Esta historia de una gran civilización desaparecida bajo las olas del Atlántico no debería ser considerada como algo que no nos concierne. Si fuera verdadera, cabría suponer que una catástrofe geológica similar podría algún día hacer desaparecer a nuestra raza. El mito se hace más tangible si se admite que también nuestras ciudades contemporáneas, parecidas a hormigueros, quedaran un día sumergidas por los océanos.
La realidad de la Atlántida se halla abundantemente atestiguada por los escritos de los autores clásicos. Así, Proclo (412-489 de nuestra Era) declara categóricamente: «La famosa Atlántida no existe, pero no es posible dudar que existió en otro tiempo».
En él siglo I a. C., el historiador Estrabón, refiriéndose a los trabajos de Poseidón, escribía: «Es muy posible que la historia concerniente a la isla de Atlántida no proceda de la imaginación».
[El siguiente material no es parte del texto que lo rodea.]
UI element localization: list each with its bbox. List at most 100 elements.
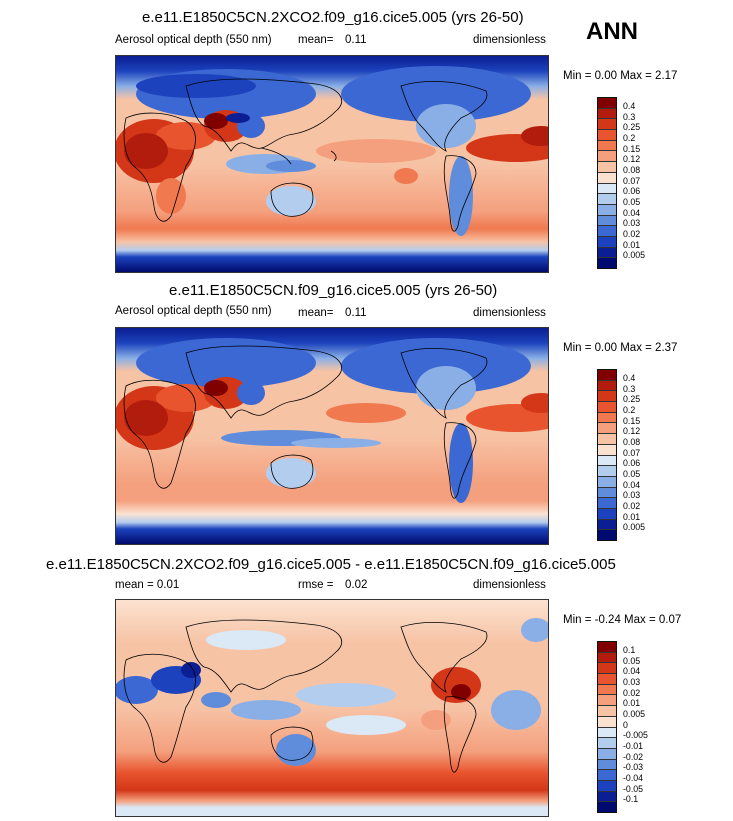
panel1-colorbar-label: 0.005 bbox=[623, 250, 646, 260]
panel1-colorbar-swatch bbox=[598, 172, 616, 184]
panel3-units: dimensionless bbox=[473, 579, 546, 591]
panel1-colorbar-label: 0.15 bbox=[623, 144, 641, 154]
panel2-map bbox=[115, 327, 549, 545]
panel2-colorbar-label: 0.07 bbox=[623, 448, 641, 458]
panel3-colorbar-label: 0.04 bbox=[623, 666, 641, 676]
panel2-colorbar-label: 0.005 bbox=[623, 522, 646, 532]
panel3-colorbar-swatch bbox=[598, 684, 616, 696]
panel3-colorbar-label: 0.03 bbox=[623, 677, 641, 687]
panel2-colorbar-swatch bbox=[598, 391, 616, 403]
panel2-colorbar-swatch bbox=[598, 508, 616, 520]
panel2-colorbar-swatch bbox=[598, 434, 616, 445]
panel1-colorbar-label: 0.03 bbox=[623, 218, 641, 228]
panel3-colorbar-label: 0.05 bbox=[623, 656, 641, 666]
panel1-colorbar-swatch bbox=[598, 226, 616, 237]
panel2-colorbar-swatch bbox=[598, 498, 616, 509]
panel1-colorbar-label: 0.02 bbox=[623, 229, 641, 239]
panel2-colorbar-label: 0.03 bbox=[623, 490, 641, 500]
panel2-colorbar-label: 0.4 bbox=[623, 373, 636, 383]
panel3-rmse-label: rmse = bbox=[298, 579, 334, 591]
panel2-colorbar-swatch bbox=[598, 370, 616, 381]
panel1-mean-label: mean= bbox=[298, 34, 334, 46]
panel1-title: e.e11.E1850C5CN.2XCO2.f09_g16.cice5.005 … bbox=[142, 9, 524, 26]
panel1-colorbar-swatch bbox=[598, 236, 616, 248]
panel2-colorbar-swatch bbox=[598, 530, 616, 540]
panel1-colorbar-label: 0.12 bbox=[623, 154, 641, 164]
panel3-rmse-value: 0.02 bbox=[345, 579, 368, 591]
panel1-colorbar-swatch bbox=[598, 258, 616, 268]
panel3-colorbar-swatch bbox=[598, 663, 616, 675]
panel1-colorbar-label: 0.25 bbox=[623, 122, 641, 132]
panel2-colorbar-swatch bbox=[598, 476, 616, 488]
panel1-colorbar-swatch bbox=[598, 183, 616, 195]
panel2-mean-label: mean= bbox=[298, 307, 334, 319]
panel3-map bbox=[115, 599, 549, 817]
panel1-colorbar-label: 0.08 bbox=[623, 165, 641, 175]
panel3-colorbar-label: -0.02 bbox=[623, 752, 644, 762]
panel1-minmax: Min = 0.00 Max = 2.17 bbox=[563, 70, 678, 82]
panel1-colorbar-swatch bbox=[598, 215, 616, 227]
panel2-colorbar-label: 0.2 bbox=[623, 405, 636, 415]
panel1-colorbar-label: 0.4 bbox=[623, 101, 636, 111]
panel1-colorbar-label: 0.01 bbox=[623, 240, 641, 250]
panel2-minmax: Min = 0.00 Max = 2.37 bbox=[563, 342, 678, 354]
panel2-colorbar-label: 0.3 bbox=[623, 384, 636, 394]
panel3-colorbar-label: -0.03 bbox=[623, 762, 644, 772]
panel1-colorbar-label: 0.05 bbox=[623, 197, 641, 207]
panel3-colorbar-swatch bbox=[598, 759, 616, 771]
panel3-colorbar-swatch bbox=[598, 695, 616, 707]
panel2-colorbar-label: 0.02 bbox=[623, 501, 641, 511]
panel1-colorbar-swatch bbox=[598, 162, 616, 173]
panel1-colorbar-swatch bbox=[598, 130, 616, 141]
panel2-colorbar-swatch bbox=[598, 455, 616, 467]
panel3-colorbar-label: -0.01 bbox=[623, 741, 644, 751]
panel1-colorbar bbox=[597, 97, 617, 269]
panel2-colorbar-swatch bbox=[598, 444, 616, 456]
panel3-colorbar-swatch bbox=[598, 738, 616, 749]
panel2-colorbar-swatch bbox=[598, 380, 616, 392]
panel2-title: e.e11.E1850C5CN.f09_g16.cice5.005 (yrs 2… bbox=[169, 282, 498, 299]
panel1-colorbar-swatch bbox=[598, 151, 616, 163]
panel2-colorbar bbox=[597, 369, 617, 541]
panel1-units: dimensionless bbox=[473, 34, 546, 46]
panel1-colorbar-swatch bbox=[598, 194, 616, 205]
panel2-mean-value: 0.11 bbox=[345, 307, 367, 319]
panel2-colorbar-label: 0.08 bbox=[623, 437, 641, 447]
panel2-variable-label: Aerosol optical depth (550 nm) bbox=[115, 305, 272, 317]
panel3-colorbar-swatch bbox=[598, 652, 616, 664]
season-label: ANN bbox=[586, 18, 638, 45]
panel1-colorbar-label: 0.3 bbox=[623, 112, 636, 122]
panel2-colorbar-swatch bbox=[598, 519, 616, 531]
panel2-colorbar-swatch bbox=[598, 466, 616, 477]
panel3-colorbar-swatch bbox=[598, 706, 616, 717]
panel2-colorbar-swatch bbox=[598, 487, 616, 499]
panel2-colorbar-label: 0.25 bbox=[623, 394, 641, 404]
panel2-units: dimensionless bbox=[473, 307, 546, 319]
panel3-colorbar-swatch bbox=[598, 674, 616, 685]
panel1-colorbar-label: 0.07 bbox=[623, 176, 641, 186]
panel1-colorbar-swatch bbox=[598, 108, 616, 120]
panel3-colorbar-swatch bbox=[598, 716, 616, 728]
panel3-mean-label: mean = 0.01 bbox=[115, 579, 180, 591]
panel2-colorbar-label: 0.05 bbox=[623, 469, 641, 479]
panel3-colorbar-label: 0.02 bbox=[623, 688, 641, 698]
panel3-colorbar-swatch bbox=[598, 770, 616, 781]
panel3-minmax: Min = -0.24 Max = 0.07 bbox=[563, 614, 682, 626]
panel3-colorbar-swatch bbox=[598, 780, 616, 792]
panel1-mean-value: 0.11 bbox=[345, 34, 367, 46]
panel2-colorbar-swatch bbox=[598, 412, 616, 424]
panel2-colorbar-label: 0.15 bbox=[623, 416, 641, 426]
panel3-colorbar-label: 0.1 bbox=[623, 645, 636, 655]
panel1-colorbar-swatch bbox=[598, 247, 616, 259]
panel1-colorbar-label: 0.2 bbox=[623, 133, 636, 143]
panel3-colorbar-swatch bbox=[598, 802, 616, 812]
panel1-map-field bbox=[116, 56, 548, 272]
panel3-colorbar-swatch bbox=[598, 642, 616, 653]
panel2-colorbar-swatch bbox=[598, 402, 616, 413]
panel3-colorbar-label: -0.1 bbox=[623, 794, 639, 804]
panel1-colorbar-swatch bbox=[598, 140, 616, 152]
panel2-map-field bbox=[116, 328, 548, 544]
panel3-colorbar-label: 0.005 bbox=[623, 709, 646, 719]
panel1-colorbar-swatch bbox=[598, 204, 616, 216]
panel3-title: e.e11.E1850C5CN.2XCO2.f09_g16.cice5.005 … bbox=[46, 556, 616, 573]
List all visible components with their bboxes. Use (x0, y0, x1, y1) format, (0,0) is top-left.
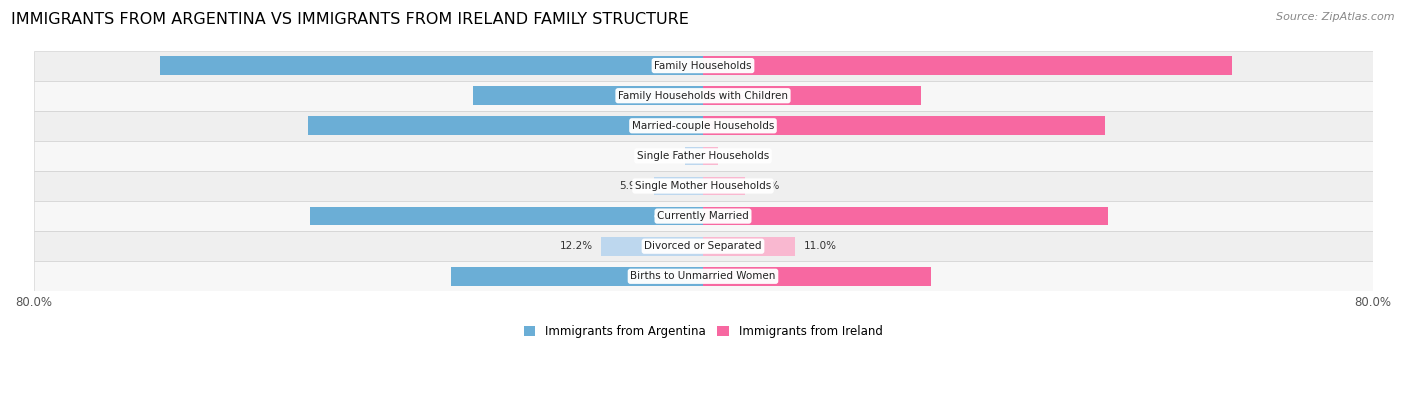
Text: 1.8%: 1.8% (727, 151, 754, 161)
Bar (160, 56, 703, 75)
Bar (34, 171, 1372, 201)
Text: 47.0%: 47.0% (654, 211, 690, 221)
Text: 5.0%: 5.0% (754, 181, 779, 191)
Bar (703, 87, 921, 105)
Text: Currently Married: Currently Married (657, 211, 749, 221)
Text: 48.0%: 48.0% (716, 121, 752, 131)
Text: IMMIGRANTS FROM ARGENTINA VS IMMIGRANTS FROM IRELAND FAMILY STRUCTURE: IMMIGRANTS FROM ARGENTINA VS IMMIGRANTS … (11, 12, 689, 27)
Bar (703, 117, 1105, 135)
Text: 63.2%: 63.2% (716, 60, 752, 71)
Bar (703, 147, 718, 165)
Bar (34, 201, 1372, 231)
Text: 27.2%: 27.2% (716, 271, 752, 281)
Bar (309, 207, 703, 226)
Bar (600, 237, 703, 256)
Bar (34, 51, 1372, 81)
Bar (34, 231, 1372, 261)
Bar (308, 117, 703, 135)
Bar (34, 111, 1372, 141)
Text: Family Households with Children: Family Households with Children (619, 91, 787, 101)
Text: 5.9%: 5.9% (619, 181, 645, 191)
Text: 47.2%: 47.2% (654, 121, 690, 131)
Bar (703, 177, 745, 195)
Text: Births to Unmarried Women: Births to Unmarried Women (630, 271, 776, 281)
Text: 30.1%: 30.1% (654, 271, 690, 281)
Text: Married-couple Households: Married-couple Households (631, 121, 775, 131)
Bar (451, 267, 703, 286)
Text: 27.5%: 27.5% (654, 91, 690, 101)
Text: Single Father Households: Single Father Households (637, 151, 769, 161)
Text: 12.2%: 12.2% (560, 241, 592, 251)
Bar (654, 177, 703, 195)
Text: 64.9%: 64.9% (654, 60, 690, 71)
Bar (34, 141, 1372, 171)
Bar (34, 261, 1372, 292)
Text: Single Mother Households: Single Mother Households (636, 181, 770, 191)
Text: Divorced or Separated: Divorced or Separated (644, 241, 762, 251)
Text: 48.4%: 48.4% (716, 211, 752, 221)
Text: 11.0%: 11.0% (803, 241, 837, 251)
Bar (703, 237, 794, 256)
Text: Family Households: Family Households (654, 60, 752, 71)
Bar (703, 207, 1108, 226)
Bar (472, 87, 703, 105)
Text: 2.2%: 2.2% (650, 151, 676, 161)
Bar (685, 147, 703, 165)
Bar (703, 267, 931, 286)
Text: Source: ZipAtlas.com: Source: ZipAtlas.com (1277, 12, 1395, 22)
Bar (703, 56, 1232, 75)
Legend: Immigrants from Argentina, Immigrants from Ireland: Immigrants from Argentina, Immigrants fr… (523, 325, 883, 339)
Text: 26.0%: 26.0% (716, 91, 752, 101)
Bar (34, 81, 1372, 111)
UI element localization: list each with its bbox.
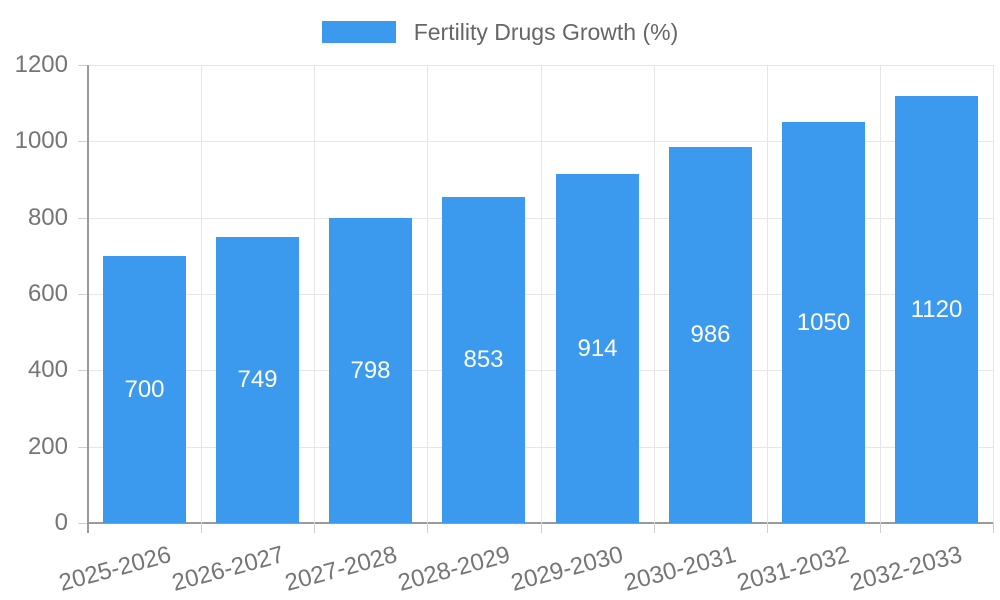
bar-value-label: 1120: [910, 295, 963, 323]
v-gridline: [993, 65, 994, 523]
v-gridline: [201, 65, 202, 523]
y-tick-mark: [78, 141, 88, 142]
legend-swatch-icon: [321, 21, 396, 43]
h-gridline: [88, 65, 993, 66]
bar-value-label: 798: [350, 356, 391, 384]
y-tick-label: 600: [27, 280, 68, 307]
v-gridline: [880, 65, 881, 523]
v-gridline: [427, 65, 428, 523]
x-tick-mark: [541, 523, 542, 533]
bar-value-label: 700: [124, 375, 165, 403]
bar-value-label: 749: [237, 366, 278, 393]
bar-value-label: 1050: [796, 308, 851, 336]
h-gridline: [88, 294, 993, 295]
bar-value-label: 986: [690, 321, 731, 348]
legend-label: Fertility Drugs Growth (%): [413, 19, 679, 45]
bar[interactable]: 1120: [895, 96, 978, 523]
x-tick-mark: [993, 523, 994, 533]
x-tick-mark: [767, 523, 768, 533]
y-tick-label: 800: [27, 204, 68, 231]
h-gridline: [88, 218, 993, 219]
y-tick-label: 200: [27, 433, 68, 460]
y-tick-mark: [78, 65, 88, 66]
h-gridline: [88, 141, 993, 142]
v-gridline: [767, 65, 768, 523]
x-tick-mark: [427, 523, 428, 533]
y-tick-label: 1200: [14, 51, 68, 78]
y-tick-mark: [78, 294, 88, 295]
bar[interactable]: 914: [556, 174, 639, 523]
y-tick-label: 0: [54, 509, 68, 536]
bar-value-label: 853: [463, 346, 504, 373]
bar[interactable]: 1050: [782, 122, 865, 523]
v-gridline: [314, 65, 315, 523]
x-tick-mark: [880, 523, 881, 533]
v-gridline: [654, 65, 655, 523]
bar[interactable]: 798: [329, 218, 412, 523]
y-tick-mark: [78, 523, 88, 524]
x-tick-mark: [201, 523, 202, 533]
y-tick-label: 1000: [14, 127, 68, 154]
y-tick-mark: [78, 370, 88, 371]
bar-value-label: 914: [577, 334, 618, 362]
bar[interactable]: 749: [216, 237, 299, 523]
bar[interactable]: 986: [669, 147, 752, 523]
bar[interactable]: 853: [442, 197, 525, 523]
legend-item[interactable]: Fertility Drugs Growth (%): [0, 18, 1000, 46]
x-tick-mark: [314, 523, 315, 533]
y-tick-label: 400: [27, 356, 68, 383]
y-axis-line: [87, 65, 89, 533]
y-tick-mark: [78, 218, 88, 219]
h-gridline: [88, 447, 993, 448]
x-axis-line: [88, 522, 993, 524]
x-tick-mark: [654, 523, 655, 533]
h-gridline: [88, 370, 993, 371]
v-gridline: [541, 65, 542, 523]
bar[interactable]: 700: [103, 256, 186, 523]
y-tick-mark: [78, 447, 88, 448]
Nada nos prueba que seamos los primeros hombres civilizados sobre la Tierra. Otras civilizaciones pudieron preceder a la nuestra. Ello se desprende del folklore, así como de la Historia. Las leyendas y los mitos, parecidos a cepas terrestres, suministran indicaciones sobre acontecimientos históricos que los hombres han olvidado.
«No me corresponde a mí la última palabra. Pero sé que se aproxima el tiempo en que esa palabra será pronunciada y en que un arco iris de conjeturas referentes a la Atlántida desaparecida entrará en un gran cuadro conteniendo las ruinas mayas, las pirámides egipcias, los templos de la India y las leyendas de Oceanía», escribía antaño el poeta ruso Balmont.
El mito griego de Deucalión y Pirro, que descienden del Parnaso después del Diluvio, únicos seres vivos en un mundo muerto, no es sino una de las numerosas leyendas que se refieren a los supervivientes del último cataclismo terrestre.
El Deus ex machina de que los antiguos griegos se servían para provocar el desenlace de sus tragedias podría reflejar el recuerdo popular de una época en que «seres superiores» aterrizaban en su máquina volante a fin de contribuir al restablecimiento de la Humanidad después del gran cataclismo.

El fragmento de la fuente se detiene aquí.